For the past week and a half roughly we have been going over text mining, or for my understanding of it, it would be simpler to say we were learning how to use computer programs to analyze and draw some conclusion about a written work. The first thing that we were introduced to was really a text mining program so much as word history app called ngram while the program doesn’t say anything about a document it does tell us about how the use of a word or popularity of the physical manifestation of the word has changed throughout time.

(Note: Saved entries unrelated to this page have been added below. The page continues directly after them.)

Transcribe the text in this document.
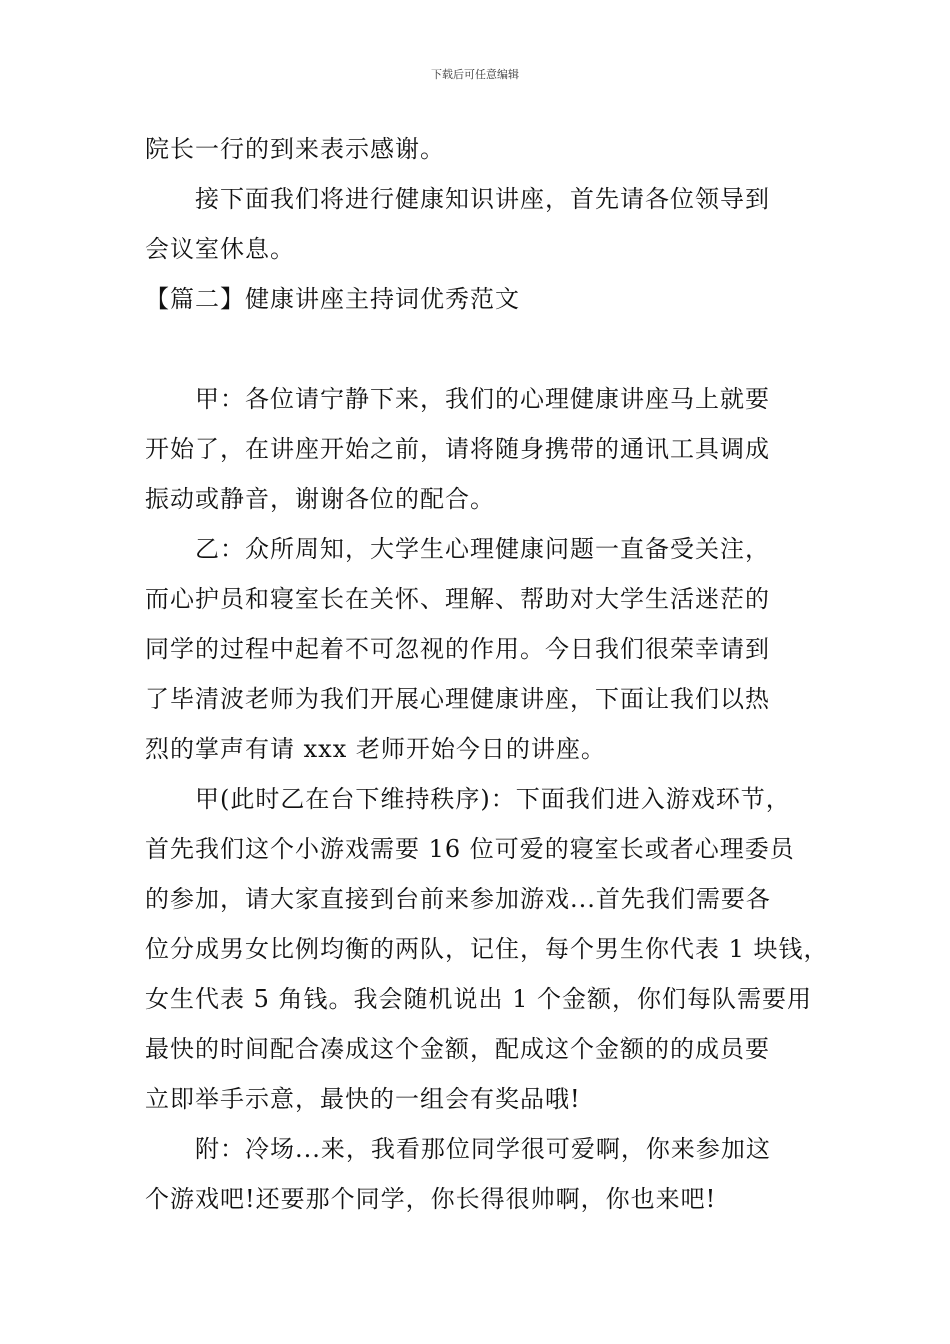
下载后可任意编辑
院长一行的到来表示感谢。
接下面我们将进行健康知识讲座，首先请各位领导到
会议室休息。
【篇二】健康讲座主持词优秀范文
甲：各位请宁静下来，我们的心理健康讲座马上就要
开始了，在讲座开始之前，请将随身携带的通讯工具调成
振动或静音，谢谢各位的配合。
乙：众所周知，大学生心理健康问题一直备受关注，
而心护员和寝室长在关怀、理解、帮助对大学生活迷茫的
同学的过程中起着不可忽视的作用。今日我们很荣幸请到
了毕清波老师为我们开展心理健康讲座，下面让我们以热
烈的掌声有请 xxx 老师开始今日的讲座。
甲(此时乙在台下维持秩序)：下面我们进入游戏环节，
首先我们这个小游戏需要 16 位可爱的寝室长或者心理委员
的参加，请大家直接到台前来参加游戏...首先我们需要各
位分成男女比例均衡的两队，记住，每个男生你代表 1 块钱，
女生代表 5 角钱。我会随机说出 1 个金额，你们每队需要用
最快的时间配合凑成这个金额，配成这个金额的的成员要
立即举手示意，最快的一组会有奖品哦!
附：冷场...来，我看那位同学很可爱啊，你来参加这
个游戏吧!还要那个同学，你长得很帅啊，你也来吧!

The first actuall text mining program that we look at was Antconc, antconc is a program with a bunch of specialized version that people may find handy for different digital history projects. Impartially I can says that the program is a good program that is quite well built once you know how to use it, but if you asked if I would suggest it to any one I would say that it would probably not be my first suggestion. The program is not something that most people could open up and start using right after downloading it, it will require most people to find a tutorial to do anything with it, unlike the third program we looked at.

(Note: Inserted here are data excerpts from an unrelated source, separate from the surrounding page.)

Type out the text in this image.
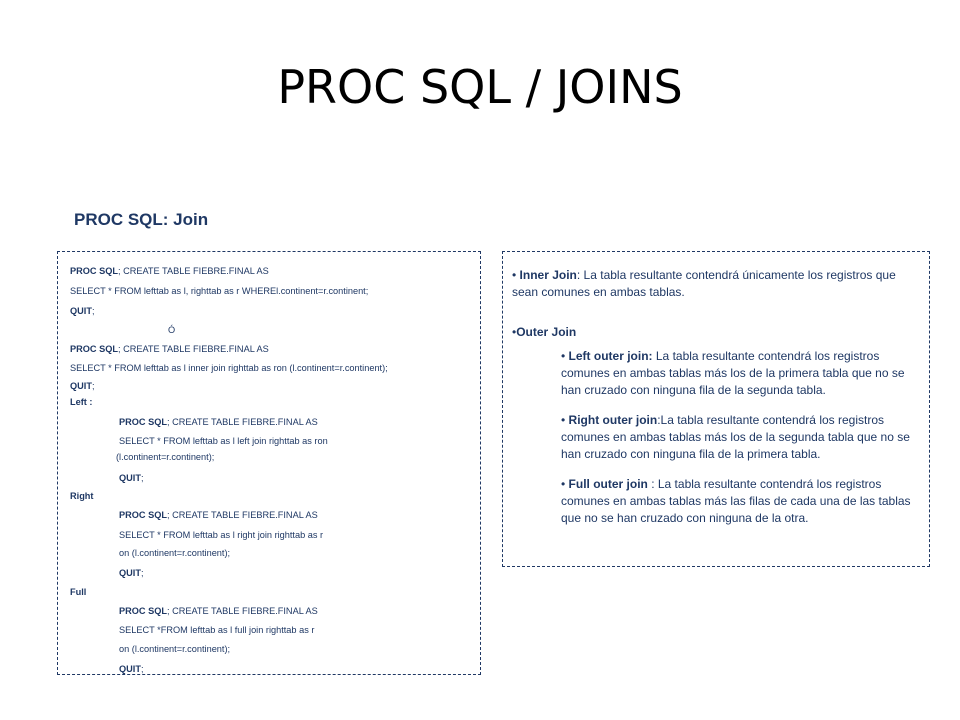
PROC SQL / JOINS
PROC SQL: Join
PROC SQL; CREATE TABLE FIEBRE.FINAL AS
SELECT * FROM lefttab as l, righttab as r WHEREl.continent=r.continent;
QUIT;
Ó
PROC SQL; CREATE TABLE FIEBRE.FINAL AS
SELECT * FROM lefttab as l inner join righttab as ron (l.continent=r.continent);
QUIT;
Left :
PROC SQL; CREATE TABLE FIEBRE.FINAL AS
SELECT * FROM lefttab as l left join righttab as ron
(l.continent=r.continent);
QUIT;
Right
PROC SQL; CREATE TABLE FIEBRE.FINAL AS
SELECT * FROM lefttab as l right join righttab as r
on (l.continent=r.continent);
QUIT;
Full
PROC SQL; CREATE TABLE FIEBRE.FINAL AS
SELECT *FROM lefttab as l full join righttab as r
on (l.continent=r.continent);
QUIT;
• Inner Join: La tabla resultante contendrá únicamente los registros que sean comunes en ambas tablas.
•Outer Join
• Left outer join: La tabla resultante contendrá los registros comunes en ambas tablas más los de la primera tabla que no se han cruzado con ninguna fila de la segunda tabla.
• Right outer join:La tabla resultante contendrá los registros comunes en ambas tablas más los de la segunda tabla que no se han cruzado con ninguna fila de la primera tabla.
• Full outer join : La tabla resultante contendrá los registros comunes en ambas tablas más las filas de cada una de las tablas que no se han cruzado con ninguna de la otra.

The third program that we looked at was voyant, the program itself is much more, new user friendly but probably has less overall functionality than antconc. I think the biggest draw for voyant for me personally is the word cloud option, while not truly telling you what the word text that they call a corpus is about, it does give you decent idea and let you know what part to focus on, an example is the word cloud below.
The word could is from a paper I did about the band Deep Purple’s induction into the music hall of fame, now if I didn’t tell you that it isn’t too hard to make a guess in that direction, by noticing that both hall and fame are frequently used words, and band, song, rock would tell you that it was about music.
The word cloud also has one other important feature that while not used for text mining can be very useful for an individual, that is that the fact that you can see if you are using a lack luster filler word to often. Using the word could above as an example again we can see like, didn’t, and having in there while in this case they partially are showing up due to the length of the paper it, in a longer paper it would be something I would want to go in and see if I could change them for a better word chose. Even in the paper itself if had used the program before I turned it in I could have seen those words and gone back and seen if I could change the wording in that area to avoid using them and get a higher word count. While the word could is by far the least useful for a researcher or historian the programs ability to find phrases and show correlation between words is probably quite helpful for finding if a text corpus has info that they are looking for specifically.
My overall experience with text mining programs is that I probably won’t find myself using antconc, or ngrams very often, if ever, I can see potentially using voyant and its word cloud to check if I’m using filler words to often and as a way to lengthen my papers which I generally find an issue for me.